El señor Gilfil sintió una trémula alegría cuando estos cambios se hicieron perceptibles en el rostro de Caterina. Se inclinó sobre ella, frotándole las manos heladas y mirándola con tierna compasión cuando sus ojos oscuros le observaron con sorpresa. Pensó que habría algo de vino en el comedor, que estaba a dos pasos. Salió de la biblioteca, y los ojos de Caterina se volvieron hacia la ventana, hacia la butaca de sir Christopher. Allí estaba el eslabón en la cadena de la conciencia que se había roto; y, cuando los sucesos de la mañana empezaban a reaparecer en su imaginación con la vaguedad de un sueño medio olvidado, Maynard regresó con un poco de vino. La ayudó a incorporarse, y ella se lo bebió; pero seguía callada, como absorta tratando de recordar el pasado, cuando se abrió la puerta y apareció el señor Warren con una expresión que anunciaba algo terrible. El señor Gilfil, temiendo que le diera la noticia delante de Caterina, se le acercó con un dedo en los labios, y lo condujo al comedor, al otro lado del pasillo.

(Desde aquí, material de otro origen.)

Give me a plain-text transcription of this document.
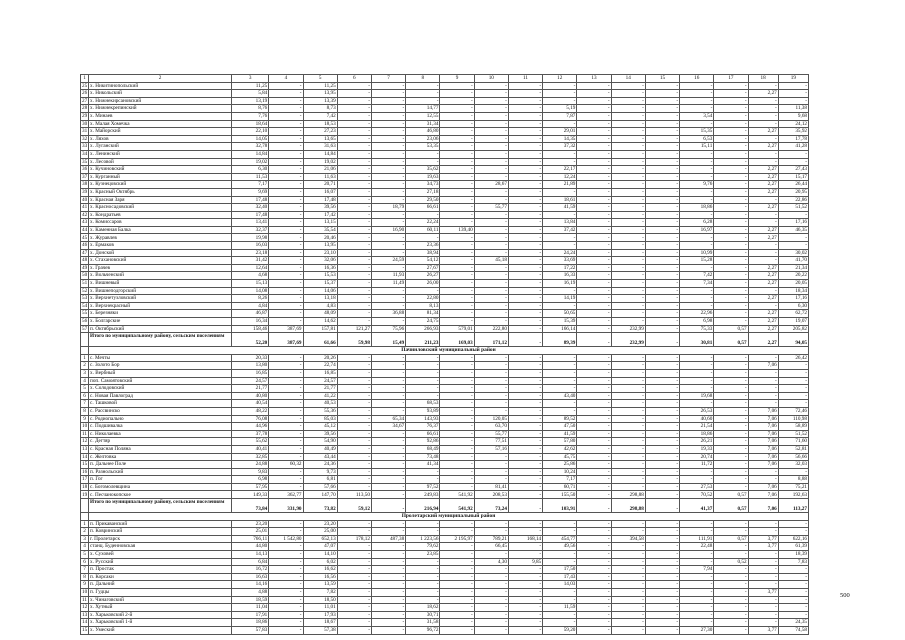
1	2	3	4	5	6	7	8	9	10	11	12	13	14	15	16	17	18	19
25	х. Никитинопольский	11,25	-	11,25	-	-	-	-	-	-	-	-	-	-	-	-	-	-
26	х. Никольский	5,84	-	13,95	-	-	-	-	-	-	-	-	-	-	-	-	2,27	-
27	х. Нижнекирсановский	13,19	-	13,39	-	-	-	-	-	-	-	-	-	-	-	-	-	-
28	х. Нижнекрепинский	8,76	-	8,73	-	-	14,77	-	-	-	5,19	-	-	-	-	-	-	11,38
29	х. Минаев	7,76	-	7,42	-	-	12,55	-	-	-	7,87	-	-	-	3,54	-	-	9,68
30	х. Малая Хомечка	18,64	-	18,53	-	-	31,34	-	-	-	-	-	-	-	-	-	-	24,12
31	х. Майорский	22,10	-	27,23	-	-	46,80	-	-	-	29,01	-	-	-	15,35	-	2,27	35,92
32	х. Ляхов	14,05	-	13,65	-	-	23,06	-	-	-	14,35	-	-	-	6,53	-	-	17,78
33	х. Луганский	32,78	-	31,63	-	-	53,35	-	-	-	37,32	-	-	-	15,11	-	2,27	41,28
34	х. Ленинский	14,84	-	14,84	-	-	-	-	-	-	-	-	-	-	-	-	-	-
35	х. Лесовой	19,02	-	19,02	-	-	-	-	-	-	-	-	-	-	-	-	-	-
36	х. Кучиновский	6,30	-	21,06	-	-	35,62	-	-	-	22,17	-	-	-	-	-	2,27	27,43
37	х. Курганный	11,53	-	11,63	-	-	19,63	-	-	-	12,24	-	-	-	-	-	2,27	15,17
38	х. Кузнецовский	7,17	-	20,71	-	-	34,73	-	28,67	-	21,89	-	-	-	9,76	-	2,27	26,44
39	х. Красный Октябрь	9,69	-	16,07	-	-	27,18	-	-	-	-	-	-	-	-	-	2,27	20,95
40	х. Красная Заря	17,48	-	17,48	-	-	29,50	-	-	-	18,61	-	-	-	-	-	-	22,86
41	х. Красносадовский	32,40	-	39,56	-	18,79	66,61	-	55,77	-	41,59	-	-	-	18,86	-	2,27	51,52
42	х. Кондратьев	17,48	-	17,42	-	-	-	-	-	-	-	-	-	-	-	-	-	-
43	х. Комиссаров	13,41	-	13,15	-	-	22,24	-	-	-	13,84	-	-	-	6,28	-	-	17,16
44	х. Каменная Балка	32,37	-	35,54	-	16,90	60,11	139,40	-	-	37,42	-	-	-	16,97	-	2,27	46,35
45	х. Журавлев	19,98	-	20,46	-	-	-	-	-	-	-	-	-	-	-	-	2,27	-
46	х. Ермаков	16,03	-	13,95	-	-	23,36	-	-	-	-	-	-	-	-	-	-	-
47	х. Донской	23,18	-	23,10	-	-	38,94	-	-	-	24,24	-	-	-	10,99	-	-	30,02
48	х. Стахановский	31,42	-	32,06	-	24,59	54,12	-	45,18	-	33,69	-	-	-	15,28	-	-	41,70
49	х. Грачев	12,64	-	16,36	-	-	27,67	-	-	-	17,22	-	-	-	-	-	2,27	21,34
50	х. Вольченский	4,68	-	15,53	-	11,93	26,27	-	-	-	16,33	-	-	-	7,42	-	2,27	20,22
51	х. Вишневый	15,13	-	15,37	-	11,49	26,00	-	-	-	16,19	-	-	-	7,34	-	2,27	20,05
52	х. Вишнеподгорский	14,08	-	14,06	-	-	-	-	-	-	-	-	-	-	-	-	-	18,34
53	х. Верхнетузловский	8,26	-	13,18	-	-	22,80	-	-	-	14,19	-	-	-	-	-	2,27	17,16
54	х. Верхнекрасный	4,84	-	4,83	-	-	8,13	-	-	-	-	-	-	-	-	-	-	6,30
55	х. Березняки	46,87	-	48,09	-	36,88	81,34	-	-	-	50,65	-	-	-	22,96	-	2,27	62,72
56	х. Болгарские	16,34	-	14,62	-	-	24,75	-	-	-	15,39	-	-	-	6,98	-	2,27	19,07
57	п. Октябрьский	158,46	387,69	157,81	121,27	75,96	266,93	579,01	222,80	-	166,14	-	232,99	-	75,33	0,57	2,27	205,82
	Итого по муниципальному району, сельским поселениям	52,20	387,69	61,66	59,98	15,49	211,23	169,03	171,12	-	89,39	-	232,99	-	30,81	0,57	2,27	94,05
	Пачинловский муниципальный район																	
1	с. Мечты	20,33	-	20,26	-	-	-	-	-	-	-	-	-	-	-	-	-	26,42
2	с. Золото Бор	13,80	-	22,74	-	-	-	-	-	-	-	-	-	-	-	-	7,06	-
3	х. Вербный	16,85	-	16,85	-	-	-	-	-	-	-	-	-	-	-	-	-	-
4	поп. Самоятовский	24,57	-	24,57	-	-	-	-	-	-	-	-	-	-	-	-	-	-
5	х. Солодовский	21,77	-	21,77	-	-	-	-	-	-	-	-	-	-	-	-	-	-
6	с. Новая Павлоград	40,80	-	41,22	-	-	-	-	-	-	43,40	-	-	-	19,68	-	-	-
7	с. Ташковой	40,54	-	40,53	-	-	68,53	-	-	-	-	-	-	-	-	-	-	-
8	с. Рассвинско	48,22	-	55,36	-	-	93,89	-	-	-	-	-	-	-	26,53	-	7,06	72,46
9	с. Родиопально	76,08	-	85,03	-	65,34	143,93	-	120,05	-	89,52	-	-	-	40,60	-	7,06	110,98
10	с. Подшивалка	44,96	-	45,12	-	34,67	76,37	-	63,70	-	47,50	-	-	-	21,54	-	7,06	58,89
11	с. Николаевка	37,78	-	39,56	-	-	66,61	-	55,77	-	41,59	-	-	-	18,86	-	7,06	51,52
12	с. Дегтяр	55,62	-	54,90	-	-	92,86	-	77,51	-	57,80	-	-	-	26,21	-	7,06	71,60
13	с. Красная Поляна	40,41	-	40,49	-	-	68,49	-	57,16	-	42,62	-	-	-	19,33	-	7,06	52,81
14	с. Желтовка	32,85	-	43,44	-	-	73,48	-	-	-	45,75	-	-	-	20,74	-	7,06	56,66
15	п. Дальнее Поле	24,88	60,32	24,36	-	-	41,34	-	-	-	25,86	-	-	-	11,72	-	7,06	32,03
16	п. Разнольский	9,83	-	9,73	-	-	-	-	-	-	10,24	-	-	-	-	-	-	-
17	п. Гог	6,98	-	6,81	-	-	-	-	-	-	7,17	-	-	-	-	-	-	8,88
18	с. Богомолевщина	57,95	-	57,66	-	-	97,52	-	81,41	-	60,71	-	-	-	27,53	-	7,06	75,21
19	с. Песчанокопское	149,33	362,77	147,70	113,50	-	249,83	541,92	208,53	-	155,50	-	298,88	-	70,52	0,57	7,06	192,63
	Итого по муниципальному району, сельским поселениям	73,84	331,90	73,82	59,12	-	216,94	541,92	73,24	-	103,91	-	298,88	-	41,37	0,57	7,06	113,27
	Пролетарский муниципальный район																	
1	п. Прикаванский	23,20	-	23,20	-	-	-	-	-	-	-	-	-	-	-	-	-	-
2	п. Ковринский	25,01	-	25,00	-	-	-	-	-	-	-	-	-	-	-	-	-	-
3	г. Пролетарск	766,11	1 542,80	652,13	178,12	487,38	1 223,56	2 195,97	789,21	168,14	454,77	-	394,58	-	111,91	0,57	3,77	622,16
4	станц. Буденновская	44,80	-	47,07	-	-	79,62	-	66,45	-	49,56	-	-	-	22,48	-	3,77	61,39
5	х. Суховей	14,13	-	14,10	-	-	23,85	-	-	-	-	-	-	-	-	-	-	18,39
6	х. Русский	6,84	-	6,02	-	-	-	-	4,30	9,85	-	-	-	-	-	0,52	-	7,83
7	п. Простак	16,72	-	16,62	-	-	-	-	-	-	17,50	-	-	-	7,94	-	-	-
8	п. Корсаки	16,63	-	16,56	-	-	-	-	-	-	17,43	-	-	-	-	-	-	-
9	п. Дальний	14,16	-	13,59	-	-	-	-	-	-	14,03	-	-	-	-	-	-	-
10	п. Гудцы	4,88	-	7,82	-	-	-	-	-	-	-	-	-	-	-	-	3,77	-
11	х. Чинаговский	18,59	-	18,50	-	-	-	-	-	-	-	-	-	-	-	-	-	-
12	х. Хутный	11,04	-	11,01	-	-	18,62	-	-	-	11,59	-	-	-	-	-	-	-
13	х. Харьковский 2-й	17,91	-	17,93	-	-	30,71	-	-	-	-	-	-	-	-	-	-	-
14	х. Харьковский 1-й	18,86	-	18,67	-	-	31,58	-	-	-	-	-	-	-	-	-	-	24,35
15	х. Умеский	57,83	-	57,38	-	-	96,72	-	-	-	59,20	-	-	-	27,30	-	3,77	74,58
500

Caterina, reanimada por el estimulante, recuperó la conciencia de lo ocurrido en la Colonia de los Grajos. Anthony yacía allí, muerto; ella lo había dejado solo para avisar a sir Christopher; tenía que volver y ver qué hacían con él; tal vez no estuviera realmente muerto, solo en un trance; a veces las personas se sumían en un trance. Mientras el señor Gilfil explicaba a Warren el mejor modo de dar la noticia a lady Cheverel y a la señorita Assher, impaciente por volver al lado de Caterina, la pobre criatura se dirigió exangüe a la puerta principal, abierta de par en par. Con el ejercicio y el aire puro, cobró nuevos bríos; y, cuánto más fuerte se sentía, más intensa era su emoción y más intenso su deseo de estar donde estaba su pensamiento: en la Colonia de los Grajos, con Anthony. Anduvo cada vez más deprisa y, finalmente, con toda la potencia artificiosa de su exaltación, echó a correr.

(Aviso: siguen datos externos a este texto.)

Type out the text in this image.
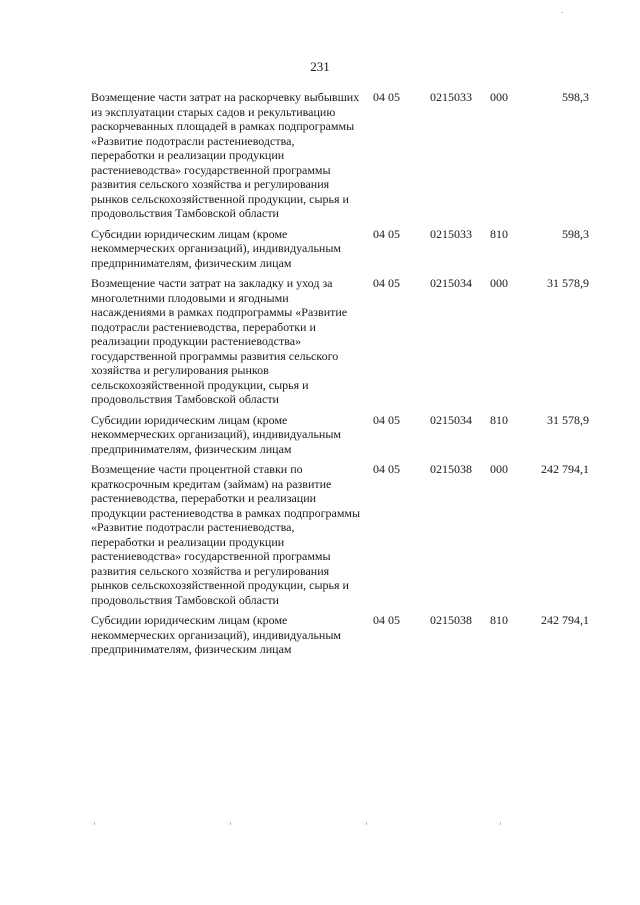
231
Возмещение части затрат на раскорчевку выбывших из эксплуатации старых садов и рекультивацию раскорчеванных площадей в рамках подпрограммы «Развитие подотрасли растениеводства, переработки и реализации продукции растениеводства» государственной программы развития сельского хозяйства и регулирования рынков сельскохозяйственной продукции, сырья и продовольствия Тамбовской области
04 05	0215033 000	598,3
Субсидии юридическим лицам (кроме некоммерческих организаций), индивидуальным предпринимателям, физическим лицам
04 05	0215033 810	598,3
Возмещение части затрат на закладку и уход за многолетними плодовыми и ягодными насаждениями в рамках подпрограммы «Развитие подотрасли растениеводства, переработки и реализации продукции растениеводства» государственной программы развития сельского хозяйства и регулирования рынков сельскохозяйственной продукции, сырья и продовольствия Тамбовской области
04 05	0215034 000	31 578,9
Субсидии юридическим лицам (кроме некоммерческих организаций), индивидуальным предпринимателям, физическим лицам
04 05	0215034 810	31 578,9
Возмещение части процентной ставки по краткосрочным кредитам (займам) на развитие растениеводства, переработки и реализации продукции растениеводства в рамках подпрограммы «Развитие подотрасли растениеводства, переработки и реализации продукции растениеводства» государственной программы развития сельского хозяйства и регулирования рынков сельскохозяйственной продукции, сырья и продовольствия Тамбовской области
04 05	0215038 000	242 794,1
Субсидии юридическим лицам (кроме некоммерческих организаций), индивидуальным предпринимателям, физическим лицам
04 05	0215038 810	242 794,1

Pero no tardó en oír fuertes pisadas, y, bajo la sombra amarillenta cercana al puente de madera, vio a unos hombres que avanzaban lentamente con algo en brazos. Pronto estuvo delante de ellos. Anthony ya no estaba en la Colonia de los Grajos: lo llevaban tendido sobre una puerta, y detrás de él iba sir Christopher, con la mandíbula firmemente apretada, la palidez cadavérica, y la expresión reconcentrada de sufrimiento que denotan el dolor contenido de un hombre fuerte. La visión de su rostro, en el que Caterina no había contemplado jamás un asomo de angustia, suscitó en ella un nuevo sentimiento que, de momento, atemperó todos los demás. Se acercó con dulzura a él, le dio su manita y caminó en silencio a su lado. Sir Christopher no pudo pedirle que lo dejara, así que ella acompañó a aquel triste cortejo a la cabaña del señor Bates en los Musgos, y se sentó sin decir nada, esperando que se aclarara si Anthony estaba realmente muerto.
Aún no había echado en falta el puñal que llevaba en el bolsillo; ni siquiera se había acordado de él. Al ver a Anthony muerto en el suelo, su naturaleza relegó al olvido la nueva inclinación al resentimiento y al odio para retornar al viejo y dulce hábito de amar. Lo primero y más prolongado sigue predominando sobre nosotros; y el único pasado que vinculaba a aquellos ojos vidriosos e inconscientes era el pasado en que éstos resplandecían de ternura al mirarla. Caterina borró de su memoria el intervalo de agravios, celos y odio, toda la crueldad de él y los deseos de venganza de ella; al igual que el exilio olvida la travesía tormentosa entre el hogar y la felicidad y la lúgubre tierra en la que se encuentra desolado.